One of the great advantages of automatically enrolling people into a workplace pension is that they haven’t really had to think about pensions to get there: unless they actively opt out, they start building up a pension pot. But the dilemma is how you turn a passive saver in their 30s and 40s into an engaged and informed saver in the run-up to retirement, able to tailor their retirement plans to meet their particular circumstances and needs.
In the past, when people generally either retired with a salary-related pension paid automatically at a set date, or could be expected to turn their pension pot into an annuity, the choices available were pretty limited. But with the advent of pension freedoms and the move away from salary-related pension provision, individual savers now have a lot more choices to make, including decisions about when and how to stop working. This requires a much higher level of engagement and support than currently exists. So when should people start thinking actively about their retirement finances?
Don’t leave it too late
Waiting until you receive a ‘wake-up’ pack from your pension provider, typically three months before you retire, is leaving it too late. A much better idea is to engage with your pension planning at a considerably earlier date.
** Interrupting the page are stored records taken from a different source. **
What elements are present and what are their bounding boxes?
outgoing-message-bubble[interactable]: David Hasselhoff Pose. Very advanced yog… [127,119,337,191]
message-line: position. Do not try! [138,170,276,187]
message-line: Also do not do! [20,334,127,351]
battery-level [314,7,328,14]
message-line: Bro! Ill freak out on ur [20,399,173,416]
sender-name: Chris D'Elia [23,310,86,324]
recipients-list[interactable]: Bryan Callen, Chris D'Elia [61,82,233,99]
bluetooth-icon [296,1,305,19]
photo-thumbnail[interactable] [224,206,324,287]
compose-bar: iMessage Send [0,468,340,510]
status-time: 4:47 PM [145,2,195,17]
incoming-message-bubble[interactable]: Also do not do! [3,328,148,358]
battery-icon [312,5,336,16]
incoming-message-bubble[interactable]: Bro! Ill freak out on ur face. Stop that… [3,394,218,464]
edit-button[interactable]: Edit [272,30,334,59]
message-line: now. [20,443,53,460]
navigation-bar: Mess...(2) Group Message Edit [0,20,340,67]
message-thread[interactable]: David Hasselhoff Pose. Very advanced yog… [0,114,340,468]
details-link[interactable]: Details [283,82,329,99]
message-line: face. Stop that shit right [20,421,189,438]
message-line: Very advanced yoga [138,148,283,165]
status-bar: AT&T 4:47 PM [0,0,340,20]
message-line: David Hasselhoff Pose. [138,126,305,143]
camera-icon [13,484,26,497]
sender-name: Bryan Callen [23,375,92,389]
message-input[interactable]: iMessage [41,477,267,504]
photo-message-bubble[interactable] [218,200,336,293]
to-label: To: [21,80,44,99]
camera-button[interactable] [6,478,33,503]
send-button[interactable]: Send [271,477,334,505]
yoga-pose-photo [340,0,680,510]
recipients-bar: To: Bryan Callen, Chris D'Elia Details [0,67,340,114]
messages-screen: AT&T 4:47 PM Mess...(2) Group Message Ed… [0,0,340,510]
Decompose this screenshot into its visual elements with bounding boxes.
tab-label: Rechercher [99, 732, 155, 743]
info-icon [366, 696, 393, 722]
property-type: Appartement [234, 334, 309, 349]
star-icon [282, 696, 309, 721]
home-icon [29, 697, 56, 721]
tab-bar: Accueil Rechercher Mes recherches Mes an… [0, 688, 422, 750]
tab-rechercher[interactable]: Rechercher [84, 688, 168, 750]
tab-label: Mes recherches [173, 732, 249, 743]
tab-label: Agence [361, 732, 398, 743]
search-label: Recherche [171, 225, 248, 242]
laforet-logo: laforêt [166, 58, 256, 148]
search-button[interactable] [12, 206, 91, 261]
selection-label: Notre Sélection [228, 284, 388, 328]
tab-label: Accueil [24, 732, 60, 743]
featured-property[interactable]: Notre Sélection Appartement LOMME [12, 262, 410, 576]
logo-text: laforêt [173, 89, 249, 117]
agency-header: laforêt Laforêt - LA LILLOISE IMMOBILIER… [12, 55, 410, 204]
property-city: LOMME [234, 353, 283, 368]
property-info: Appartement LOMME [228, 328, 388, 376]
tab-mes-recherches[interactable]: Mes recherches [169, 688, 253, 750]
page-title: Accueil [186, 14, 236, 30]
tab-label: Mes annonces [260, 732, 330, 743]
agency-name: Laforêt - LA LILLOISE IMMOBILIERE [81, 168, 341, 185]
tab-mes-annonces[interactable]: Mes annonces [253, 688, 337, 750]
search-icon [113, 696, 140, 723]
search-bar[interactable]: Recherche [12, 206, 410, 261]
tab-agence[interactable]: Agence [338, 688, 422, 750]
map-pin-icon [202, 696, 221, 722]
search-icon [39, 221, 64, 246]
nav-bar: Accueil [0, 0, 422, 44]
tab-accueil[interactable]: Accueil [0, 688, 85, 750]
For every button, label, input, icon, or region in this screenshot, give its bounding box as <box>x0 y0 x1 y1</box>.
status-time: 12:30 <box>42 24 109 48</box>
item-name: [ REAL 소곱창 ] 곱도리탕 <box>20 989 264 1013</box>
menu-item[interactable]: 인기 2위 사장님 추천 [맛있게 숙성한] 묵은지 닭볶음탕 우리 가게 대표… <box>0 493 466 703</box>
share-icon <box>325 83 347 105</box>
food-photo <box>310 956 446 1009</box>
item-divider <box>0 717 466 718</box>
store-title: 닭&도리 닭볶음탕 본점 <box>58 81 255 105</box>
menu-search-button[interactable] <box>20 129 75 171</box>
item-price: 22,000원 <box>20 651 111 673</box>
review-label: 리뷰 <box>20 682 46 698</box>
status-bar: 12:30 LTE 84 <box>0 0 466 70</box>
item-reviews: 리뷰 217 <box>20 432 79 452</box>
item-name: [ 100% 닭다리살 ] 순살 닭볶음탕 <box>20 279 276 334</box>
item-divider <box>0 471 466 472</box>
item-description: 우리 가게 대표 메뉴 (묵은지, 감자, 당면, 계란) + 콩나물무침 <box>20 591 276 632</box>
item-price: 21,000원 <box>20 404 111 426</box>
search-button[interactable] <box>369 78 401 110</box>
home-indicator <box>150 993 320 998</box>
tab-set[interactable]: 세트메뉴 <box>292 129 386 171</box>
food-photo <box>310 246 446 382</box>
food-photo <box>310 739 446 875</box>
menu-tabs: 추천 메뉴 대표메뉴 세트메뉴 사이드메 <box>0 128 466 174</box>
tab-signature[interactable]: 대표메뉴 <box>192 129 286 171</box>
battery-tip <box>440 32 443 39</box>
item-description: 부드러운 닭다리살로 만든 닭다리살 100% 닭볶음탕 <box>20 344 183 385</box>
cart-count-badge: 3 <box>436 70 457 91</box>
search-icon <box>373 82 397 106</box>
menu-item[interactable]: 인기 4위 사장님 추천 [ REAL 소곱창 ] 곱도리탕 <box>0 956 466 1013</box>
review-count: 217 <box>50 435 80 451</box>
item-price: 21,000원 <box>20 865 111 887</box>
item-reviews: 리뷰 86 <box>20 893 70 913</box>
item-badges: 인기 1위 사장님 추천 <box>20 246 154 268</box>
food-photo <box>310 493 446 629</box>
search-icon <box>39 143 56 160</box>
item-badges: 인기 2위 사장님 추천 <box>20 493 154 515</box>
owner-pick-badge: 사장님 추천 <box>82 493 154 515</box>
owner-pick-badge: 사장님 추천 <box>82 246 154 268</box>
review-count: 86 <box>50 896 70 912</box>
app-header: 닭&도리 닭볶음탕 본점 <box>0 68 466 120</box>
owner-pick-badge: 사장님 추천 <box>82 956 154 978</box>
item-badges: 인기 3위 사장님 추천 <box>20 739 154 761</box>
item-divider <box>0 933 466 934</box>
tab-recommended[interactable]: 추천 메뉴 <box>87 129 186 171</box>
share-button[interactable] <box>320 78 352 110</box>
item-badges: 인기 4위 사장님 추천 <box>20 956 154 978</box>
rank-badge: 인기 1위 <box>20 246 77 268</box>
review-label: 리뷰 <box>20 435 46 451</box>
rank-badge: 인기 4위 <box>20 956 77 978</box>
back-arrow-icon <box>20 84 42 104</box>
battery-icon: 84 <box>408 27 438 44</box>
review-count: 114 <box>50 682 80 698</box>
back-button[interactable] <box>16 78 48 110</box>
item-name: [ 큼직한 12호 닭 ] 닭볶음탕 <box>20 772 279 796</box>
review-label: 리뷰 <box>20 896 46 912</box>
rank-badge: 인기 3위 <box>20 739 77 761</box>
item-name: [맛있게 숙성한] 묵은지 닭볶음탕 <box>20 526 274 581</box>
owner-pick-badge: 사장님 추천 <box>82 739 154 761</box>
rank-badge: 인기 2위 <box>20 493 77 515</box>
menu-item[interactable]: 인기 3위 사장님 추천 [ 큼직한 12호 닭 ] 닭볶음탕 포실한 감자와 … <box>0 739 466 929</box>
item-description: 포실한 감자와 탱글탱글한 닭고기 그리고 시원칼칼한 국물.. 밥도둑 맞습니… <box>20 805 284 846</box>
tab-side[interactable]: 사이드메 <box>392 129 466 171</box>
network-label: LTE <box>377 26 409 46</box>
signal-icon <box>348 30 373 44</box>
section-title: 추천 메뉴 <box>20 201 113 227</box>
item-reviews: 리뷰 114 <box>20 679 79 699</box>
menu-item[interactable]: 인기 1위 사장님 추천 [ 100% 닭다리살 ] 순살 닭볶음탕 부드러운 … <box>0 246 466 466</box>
The Government’s Pension Wise service is available to anyone aged 50 or over who has a workplace pension in the form of a pot of money (known as a Defined Contribution pension). They can visit the website, have a phone consultation or arrange to see someone face-to-face. Although Pension Wise won’t give regulated financial advice, it will talk people through some of the different options they have with regard to their pension savings.
Another initiative which the government is promoting is the idea of a mid-life ‘financial MOT’. The suggestion is that at a particular age (such as 50) we would all review our finances and make changes if we were not on course. The feeling is that turning 50 is one of those points in life when people are likely to be willing to think more about pensions and retirement. On the other hand, it is not so far through working life that they don’t have time to make changes which could make a significant difference to their quality of life in retirement.
Linked to the idea of a financial MOT is the mid-life career review. The job you do and the length of time you can go on doing it can have a big impact on your retirement plans. Some years ago the government piloted these conversations which are, in effect, careers conversations for older people.
The idea is that rather than simply hope that you will be able to go on doing your current job until you are ready to stop, you review whether perhaps with some retraining you might be able to change to a second or third career that would see you through to retirement – especially if you have a tough job. Rather than burn out and end up on sickness benefits, the idea is to plan ahead and move into something that you can keep doing for longer, thereby building up a bigger pension and enjoying a better quality of life.
Matching your plans
Another good reason for reviewing your finances sooner is that the way your money is being invested needs to match your retirement plans. In the past, many pensions providers used to gradually switch pension savers’ money into lower risk, lower-return options as they got older. This process, known as ‘lifestyling’, was based on the assumption that they would then go on to buy annuities and therefore would want their pension pots to be increasingly predictable as they approached retirement. But most people now don’t buy an annuity at retirement, so it is therefore well worth checking that your pension money is not still being invested on the basis that you are heading for an annuity.
It is, of course, ideal to keep your retirement finances and retirement plans under regular review with the benefit of expert advice, and to do so throughout your working life. But for most people with busy lives and other things to think about, the idea of a big review on a significant birthday such as their fiftieth could be a really positive initiative that will help them get their finances on track.
Steve Webb is director of policy at Royal London.